The pacification in Galicia, the 1930s
Soviet soldiers pillaging, 1944
‘We were fed not too badly on the front. Why? Because, for example, our gunned vehicle arrived at some village. We entered a household. I looked and saw a pig. We slaughtered the pig at once, cut off some ham, put it into the vehicle and drove farther. We had left the pig behind for its owners. That’s what we used to do to feed ourselves. In some cases, we came into a hut, and nobody was there, but everything was: peeled grains, and flour, and bread – everything, because the owners escaped westwards from Bolsheviks. That was exactly what Bolsheviks wanted: to take everything away and scatter later. Bolsheviks damaged severely the shops they entered. You know, there in Poland or in Germany… Yes, it was later in Germany, when they damaged severely those German shops. For example, they opened manufacturing shops and threw that drapery out into the street, and covered pavements with those new drapery. And then they went into a shoe shop, took out those shoes, made them unpaired, and scattered it even outside. I said, ‘It’s a pity to damage so.’ – ‘Well, we are doing it to prevent them from coming to us once more.’ They damaged everything German there. I thought to myself, ‘What if take some drapery so that Mum could make some clothes for children, or some shoes.

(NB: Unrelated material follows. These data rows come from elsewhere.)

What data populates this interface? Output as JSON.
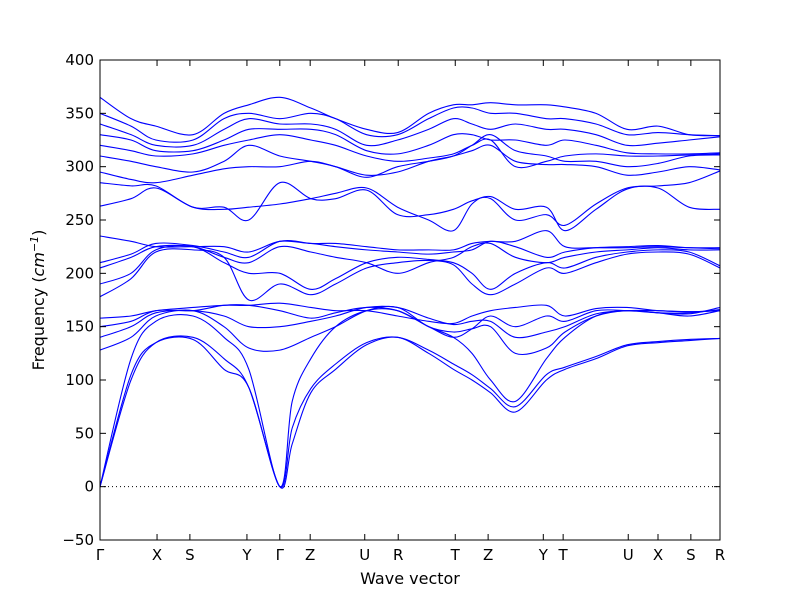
{
  "chart_data": {
    "type": "line",
    "xlabel": "Wave vector",
    "ylabel_main": "Frequency (",
    "ylabel_unit": "cm",
    "ylabel_exp": "−1",
    "ylabel_close": ")",
    "ylim": [
      -50,
      400
    ],
    "yticks": [
      -50,
      0,
      50,
      100,
      150,
      200,
      250,
      300,
      350,
      400
    ],
    "ytick_labels": [
      "−50",
      "0",
      "50",
      "100",
      "150",
      "200",
      "250",
      "300",
      "350",
      "400"
    ],
    "xlim": [
      0,
      1
    ],
    "xticks": [
      {
        "label": "Γ",
        "pos": 0.0
      },
      {
        "label": "X",
        "pos": 0.092
      },
      {
        "label": "S",
        "pos": 0.145
      },
      {
        "label": "Y",
        "pos": 0.237
      },
      {
        "label": "Γ",
        "pos": 0.29
      },
      {
        "label": "Z",
        "pos": 0.339
      },
      {
        "label": "U",
        "pos": 0.427
      },
      {
        "label": "R",
        "pos": 0.481
      },
      {
        "label": "T",
        "pos": 0.573
      },
      {
        "label": "Z",
        "pos": 0.626
      },
      {
        "label": "Y",
        "pos": 0.715
      },
      {
        "label": "T",
        "pos": 0.747
      },
      {
        "label": "U",
        "pos": 0.852
      },
      {
        "label": "X",
        "pos": 0.9
      },
      {
        "label": "S",
        "pos": 0.953
      },
      {
        "label": "R",
        "pos": 1.0
      }
    ],
    "zero_line": {
      "y": 0,
      "style": "dotted",
      "color": "#000000"
    },
    "line_color": "#0000ff",
    "series": [
      {
        "x": [
          0,
          0.05,
          0.09,
          0.15,
          0.2,
          0.24,
          0.29,
          0.31,
          0.34,
          0.38,
          0.43,
          0.48,
          0.53,
          0.57,
          0.6,
          0.63,
          0.67,
          0.72,
          0.75,
          0.8,
          0.85,
          0.9,
          0.95,
          1.0
        ],
        "y": [
          0,
          100,
          135,
          140,
          120,
          93,
          0,
          40,
          88,
          110,
          133,
          140,
          125,
          110,
          100,
          88,
          70,
          100,
          110,
          120,
          132,
          135,
          137,
          139
        ]
      },
      {
        "x": [
          0,
          0.05,
          0.09,
          0.15,
          0.2,
          0.24,
          0.29,
          0.31,
          0.34,
          0.38,
          0.43,
          0.48,
          0.53,
          0.57,
          0.6,
          0.63,
          0.67,
          0.72,
          0.75,
          0.8,
          0.85,
          0.9,
          0.95,
          1.0
        ],
        "y": [
          0,
          105,
          135,
          138,
          110,
          93,
          0,
          55,
          92,
          115,
          135,
          140,
          128,
          115,
          105,
          92,
          75,
          105,
          112,
          122,
          133,
          136,
          138,
          139
        ]
      },
      {
        "x": [
          0,
          0.05,
          0.09,
          0.15,
          0.2,
          0.24,
          0.29,
          0.31,
          0.34,
          0.38,
          0.43,
          0.48,
          0.53,
          0.57,
          0.6,
          0.63,
          0.67,
          0.72,
          0.75,
          0.8,
          0.85,
          0.9,
          0.95,
          1.0
        ],
        "y": [
          0,
          120,
          155,
          160,
          140,
          110,
          0,
          80,
          120,
          150,
          165,
          165,
          150,
          140,
          125,
          100,
          80,
          120,
          140,
          160,
          165,
          163,
          160,
          165
        ]
      },
      {
        "x": [
          0,
          0.05,
          0.09,
          0.15,
          0.2,
          0.24,
          0.29,
          0.34,
          0.38,
          0.43,
          0.48,
          0.53,
          0.57,
          0.6,
          0.63,
          0.67,
          0.72,
          0.75,
          0.8,
          0.85,
          0.9,
          0.95,
          1.0
        ],
        "y": [
          128,
          140,
          160,
          165,
          150,
          130,
          128,
          140,
          150,
          165,
          168,
          150,
          145,
          148,
          150,
          125,
          130,
          145,
          160,
          165,
          163,
          162,
          168
        ]
      },
      {
        "x": [
          0,
          0.05,
          0.09,
          0.15,
          0.2,
          0.24,
          0.29,
          0.34,
          0.38,
          0.43,
          0.48,
          0.53,
          0.57,
          0.6,
          0.63,
          0.67,
          0.72,
          0.75,
          0.8,
          0.85,
          0.9,
          0.95,
          1.0
        ],
        "y": [
          140,
          150,
          163,
          165,
          160,
          150,
          150,
          155,
          160,
          168,
          168,
          158,
          152,
          155,
          155,
          140,
          145,
          150,
          162,
          165,
          165,
          164,
          165
        ]
      },
      {
        "x": [
          0,
          0.05,
          0.09,
          0.15,
          0.2,
          0.24,
          0.29,
          0.34,
          0.38,
          0.43,
          0.48,
          0.53,
          0.57,
          0.6,
          0.63,
          0.67,
          0.72,
          0.75,
          0.8,
          0.85,
          0.9,
          0.95,
          1.0
        ],
        "y": [
          150,
          155,
          165,
          165,
          170,
          170,
          165,
          158,
          163,
          168,
          165,
          150,
          140,
          148,
          160,
          150,
          160,
          155,
          165,
          165,
          163,
          163,
          166
        ]
      },
      {
        "x": [
          0,
          0.05,
          0.09,
          0.15,
          0.2,
          0.24,
          0.29,
          0.34,
          0.38,
          0.43,
          0.48,
          0.53,
          0.57,
          0.6,
          0.63,
          0.67,
          0.72,
          0.75,
          0.8,
          0.85,
          0.9,
          0.95,
          1.0
        ],
        "y": [
          158,
          160,
          165,
          168,
          170,
          170,
          172,
          168,
          165,
          165,
          160,
          155,
          153,
          160,
          165,
          168,
          170,
          160,
          167,
          168,
          165,
          164,
          165
        ]
      },
      {
        "x": [
          0,
          0.05,
          0.09,
          0.15,
          0.2,
          0.24,
          0.29,
          0.34,
          0.38,
          0.43,
          0.48,
          0.53,
          0.57,
          0.6,
          0.63,
          0.67,
          0.72,
          0.75,
          0.8,
          0.85,
          0.9,
          0.95,
          1.0
        ],
        "y": [
          178,
          195,
          220,
          222,
          215,
          175,
          190,
          180,
          190,
          205,
          210,
          212,
          208,
          190,
          180,
          190,
          205,
          200,
          210,
          218,
          220,
          218,
          205
        ]
      },
      {
        "x": [
          0,
          0.05,
          0.09,
          0.15,
          0.2,
          0.24,
          0.29,
          0.34,
          0.38,
          0.43,
          0.48,
          0.53,
          0.57,
          0.6,
          0.63,
          0.67,
          0.72,
          0.75,
          0.8,
          0.85,
          0.9,
          0.95,
          1.0
        ],
        "y": [
          190,
          200,
          222,
          225,
          210,
          200,
          200,
          185,
          195,
          210,
          215,
          213,
          210,
          200,
          185,
          200,
          210,
          205,
          215,
          220,
          222,
          220,
          207
        ]
      },
      {
        "x": [
          0,
          0.05,
          0.09,
          0.15,
          0.2,
          0.24,
          0.29,
          0.34,
          0.38,
          0.43,
          0.48,
          0.53,
          0.57,
          0.6,
          0.63,
          0.67,
          0.72,
          0.75,
          0.8,
          0.85,
          0.9,
          0.95,
          1.0
        ],
        "y": [
          205,
          215,
          225,
          225,
          215,
          210,
          225,
          220,
          215,
          210,
          200,
          210,
          215,
          225,
          228,
          215,
          210,
          215,
          220,
          222,
          224,
          222,
          222
        ]
      },
      {
        "x": [
          0,
          0.05,
          0.09,
          0.15,
          0.2,
          0.24,
          0.29,
          0.34,
          0.38,
          0.43,
          0.48,
          0.53,
          0.57,
          0.6,
          0.63,
          0.67,
          0.72,
          0.75,
          0.8,
          0.85,
          0.9,
          0.95,
          1.0
        ],
        "y": [
          210,
          218,
          228,
          226,
          220,
          215,
          230,
          228,
          225,
          222,
          220,
          218,
          220,
          222,
          230,
          225,
          215,
          220,
          224,
          225,
          226,
          224,
          223
        ]
      },
      {
        "x": [
          0,
          0.05,
          0.09,
          0.15,
          0.2,
          0.24,
          0.29,
          0.34,
          0.38,
          0.43,
          0.48,
          0.53,
          0.57,
          0.6,
          0.63,
          0.67,
          0.72,
          0.75,
          0.8,
          0.85,
          0.9,
          0.95,
          1.0
        ],
        "y": [
          235,
          230,
          225,
          225,
          225,
          220,
          230,
          228,
          228,
          225,
          222,
          222,
          222,
          228,
          230,
          230,
          240,
          225,
          224,
          224,
          225,
          224,
          224
        ]
      },
      {
        "x": [
          0,
          0.05,
          0.09,
          0.15,
          0.2,
          0.24,
          0.29,
          0.34,
          0.38,
          0.43,
          0.48,
          0.53,
          0.57,
          0.6,
          0.63,
          0.67,
          0.72,
          0.75,
          0.8,
          0.85,
          0.9,
          0.95,
          1.0
        ],
        "y": [
          263,
          270,
          280,
          262,
          260,
          262,
          265,
          270,
          275,
          280,
          262,
          250,
          240,
          265,
          272,
          260,
          262,
          240,
          260,
          279,
          280,
          262,
          260
        ]
      },
      {
        "x": [
          0,
          0.05,
          0.09,
          0.15,
          0.2,
          0.24,
          0.29,
          0.34,
          0.38,
          0.43,
          0.48,
          0.53,
          0.57,
          0.6,
          0.63,
          0.67,
          0.72,
          0.75,
          0.8,
          0.85,
          0.9,
          0.95,
          1.0
        ],
        "y": [
          285,
          282,
          282,
          262,
          262,
          250,
          285,
          270,
          270,
          278,
          255,
          255,
          260,
          268,
          270,
          250,
          255,
          245,
          265,
          280,
          282,
          285,
          296
        ]
      },
      {
        "x": [
          0,
          0.05,
          0.09,
          0.15,
          0.2,
          0.24,
          0.29,
          0.34,
          0.38,
          0.43,
          0.48,
          0.53,
          0.57,
          0.6,
          0.63,
          0.67,
          0.72,
          0.75,
          0.8,
          0.85,
          0.9,
          0.95,
          1.0
        ],
        "y": [
          295,
          288,
          285,
          292,
          298,
          300,
          300,
          305,
          300,
          292,
          295,
          305,
          310,
          315,
          320,
          305,
          302,
          302,
          300,
          292,
          295,
          300,
          297
        ]
      },
      {
        "x": [
          0,
          0.05,
          0.09,
          0.15,
          0.2,
          0.24,
          0.29,
          0.34,
          0.38,
          0.43,
          0.48,
          0.53,
          0.57,
          0.6,
          0.63,
          0.67,
          0.72,
          0.75,
          0.8,
          0.85,
          0.9,
          0.95,
          1.0
        ],
        "y": [
          310,
          305,
          300,
          295,
          305,
          320,
          310,
          305,
          300,
          290,
          300,
          305,
          310,
          320,
          330,
          315,
          310,
          305,
          305,
          300,
          303,
          310,
          311
        ]
      },
      {
        "x": [
          0,
          0.05,
          0.09,
          0.15,
          0.2,
          0.24,
          0.29,
          0.34,
          0.38,
          0.43,
          0.48,
          0.53,
          0.57,
          0.6,
          0.63,
          0.67,
          0.72,
          0.75,
          0.8,
          0.85,
          0.9,
          0.95,
          1.0
        ],
        "y": [
          320,
          315,
          310,
          312,
          320,
          325,
          330,
          325,
          320,
          310,
          305,
          308,
          312,
          320,
          325,
          300,
          305,
          310,
          312,
          310,
          310,
          311,
          312
        ]
      },
      {
        "x": [
          0,
          0.05,
          0.09,
          0.15,
          0.2,
          0.24,
          0.29,
          0.34,
          0.38,
          0.43,
          0.48,
          0.53,
          0.57,
          0.6,
          0.63,
          0.67,
          0.72,
          0.75,
          0.8,
          0.85,
          0.9,
          0.95,
          1.0
        ],
        "y": [
          330,
          325,
          315,
          315,
          325,
          335,
          335,
          335,
          330,
          315,
          312,
          320,
          330,
          330,
          325,
          325,
          320,
          325,
          320,
          313,
          312,
          312,
          313
        ]
      },
      {
        "x": [
          0,
          0.05,
          0.09,
          0.15,
          0.2,
          0.24,
          0.29,
          0.34,
          0.38,
          0.43,
          0.48,
          0.53,
          0.57,
          0.6,
          0.63,
          0.67,
          0.72,
          0.75,
          0.8,
          0.85,
          0.9,
          0.95,
          1.0
        ],
        "y": [
          340,
          330,
          320,
          320,
          335,
          345,
          340,
          340,
          335,
          320,
          325,
          335,
          345,
          340,
          335,
          340,
          335,
          335,
          330,
          320,
          322,
          325,
          328
        ]
      },
      {
        "x": [
          0,
          0.05,
          0.09,
          0.15,
          0.2,
          0.24,
          0.29,
          0.34,
          0.38,
          0.43,
          0.48,
          0.53,
          0.57,
          0.6,
          0.63,
          0.67,
          0.72,
          0.75,
          0.8,
          0.85,
          0.9,
          0.95,
          1.0
        ],
        "y": [
          350,
          338,
          325,
          325,
          345,
          350,
          345,
          350,
          345,
          330,
          330,
          345,
          355,
          355,
          350,
          350,
          345,
          345,
          340,
          330,
          332,
          330,
          329
        ]
      },
      {
        "x": [
          0,
          0.05,
          0.09,
          0.15,
          0.2,
          0.24,
          0.29,
          0.34,
          0.38,
          0.43,
          0.48,
          0.53,
          0.57,
          0.6,
          0.63,
          0.67,
          0.72,
          0.75,
          0.8,
          0.85,
          0.9,
          0.95,
          1.0
        ],
        "y": [
          365,
          345,
          338,
          330,
          350,
          358,
          365,
          355,
          345,
          335,
          332,
          350,
          358,
          358,
          360,
          358,
          358,
          356,
          350,
          335,
          338,
          330,
          329
        ]
      }
    ]
  }
}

The shoes are fine’. But they untied all the shoes in order to make it unpaired. They did harm on purpose. – Were vodka or spirits given on the front, or that never happened? – We were given some spirits when the war ended. I was still… I was still undergoing some medical treatment. Indeed, in the building where I was undergoing some medical treatment, we were summoned at a table, and each received a cup of spirits to celebrate the end of the war. It’s clear that I do not drink any spirits and I have almost never done it, but there everyone was slightly dissolute, so, perhaps, I drunk a bit, because we were given meat and everything else. Everything was there.’
The way to Norilsk and labour in the camp #4, late 1940s
‘I got to Norilsk that way: I was arrested and kept in the Zamarsyniv prison, and then I was moved to the ‘Brygidky’ prison, and from there I was convoyed as far as to Krasnoyarsk. I was among the group of prisoners on the train. We went to Krasnoyarsk on that train, and there we were told, ‘We are changing. We are taking a barge to the White Ocean, to Dudinka.’ And we went in the barge up to Dudinka. We unloaded there and went to Norilsk by narrow-gauge railway. That’s how I traveled as far as to Norilsk. In Norilsk, I was equipped: I was given half a metre long old patched up valenki, a Japanese cap, covered with blood (maybe, the Japanese had been murdered); I was also given a pea jacket, and a padded jacket. And the large inscription ‘ZH-037’ was written in oil on my padded jacket. That was my prison number. ‘ZH-037’ was written on my pea-jacket, on my cap and here on my knees in order to prevent me from disappearing, because it would be a pity. So that’s how I was registered officially. They gave me more things later… some large long Japanese gloves. And on the next day, I went to work. I was digging permafrost. Permafrost is dug, because no building would stand on it. If a house is built on permafrost, it will fall to pieces due to the effect of heat. That permafrost will melt, and a house will fall to pieces. That’s why it was necessary to dig foundation ditches, one metre in width and length, at a depth of the rock. And the rock was solid, and only then some formworks were made. So that all was underpoured and some really high poles were made, held up by that cement. It all dried, and then cross-beams were made, those cement beams. After that the houses were built on the beams. So that’s where those two- and three-storeyed houses were built. If they had been built on that permafrost, they would have fallen. So that was our work. We extracted all that, reached some rock, took all that out. We had enough work.’